Perceptual Completion and Saliency Computations in
Areas V1 and V2 of Visual Cortex
In spite of a wealth of experimental data obtained through visual
psychophysics and electrophysiology, a comprehensive theory of
perceptual completion and saliency computations in areas V1 and V2 of
visual cortex still eludes us. It is my belief that the primary reason
for the lack of progress has been the absence of a sufficiently
abstract characterization of the underlying computational goal of
these processes.

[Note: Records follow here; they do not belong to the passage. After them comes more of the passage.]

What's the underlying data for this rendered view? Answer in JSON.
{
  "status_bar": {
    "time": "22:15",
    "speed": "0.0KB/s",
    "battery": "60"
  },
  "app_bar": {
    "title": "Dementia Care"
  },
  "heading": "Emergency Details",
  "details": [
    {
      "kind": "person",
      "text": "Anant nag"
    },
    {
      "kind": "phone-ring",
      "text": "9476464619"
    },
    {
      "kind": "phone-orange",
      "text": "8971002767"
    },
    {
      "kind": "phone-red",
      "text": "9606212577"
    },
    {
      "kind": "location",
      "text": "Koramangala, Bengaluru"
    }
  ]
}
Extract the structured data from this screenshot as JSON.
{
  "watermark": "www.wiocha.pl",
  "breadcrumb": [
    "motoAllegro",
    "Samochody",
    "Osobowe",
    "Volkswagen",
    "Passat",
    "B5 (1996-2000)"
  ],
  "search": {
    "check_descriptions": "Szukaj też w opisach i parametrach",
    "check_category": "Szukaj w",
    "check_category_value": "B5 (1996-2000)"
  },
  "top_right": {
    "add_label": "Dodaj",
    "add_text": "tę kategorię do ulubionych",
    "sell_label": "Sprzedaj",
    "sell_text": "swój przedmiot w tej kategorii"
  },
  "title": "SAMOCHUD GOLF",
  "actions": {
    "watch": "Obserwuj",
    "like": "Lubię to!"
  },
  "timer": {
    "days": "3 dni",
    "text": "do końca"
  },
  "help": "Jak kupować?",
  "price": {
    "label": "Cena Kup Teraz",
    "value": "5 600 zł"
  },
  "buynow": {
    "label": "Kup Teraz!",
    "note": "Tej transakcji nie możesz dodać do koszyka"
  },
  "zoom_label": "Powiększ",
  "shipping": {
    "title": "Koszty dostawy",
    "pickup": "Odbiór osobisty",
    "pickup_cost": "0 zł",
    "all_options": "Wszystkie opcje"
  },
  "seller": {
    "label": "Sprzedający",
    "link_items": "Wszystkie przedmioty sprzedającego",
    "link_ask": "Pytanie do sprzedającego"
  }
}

In a series of recent papers, my colleagues and I
have proposed that the goal of these processes is to compute a
distribution of closed contours consistent with position and scale
constraints derived by spatial filtering ( Williams
and Jacobs '97a, Williams and Jacobs
'97b, Thornber and Williams '96 ). The
novelty of our approach follows from the use of the mathematical
device of a particle moving with constant speed in a direction given
by a Brownian motion to characterize the probability distribution of
natural shapes. Because of the connection between Brownian motion and
diffusion processes, this device has allowed us to bridge the
conceptual gulf between the abstract goal and its concrete embodiment
in a network of neurons. The long-term objective of my research is to
develop more general neural models which can compute scale-invariant
distributions of closed contours for multiple occluded objects and
also account for unexplained phenomena such as orientation selectivity
and observed phase correlation in neural firing patterns.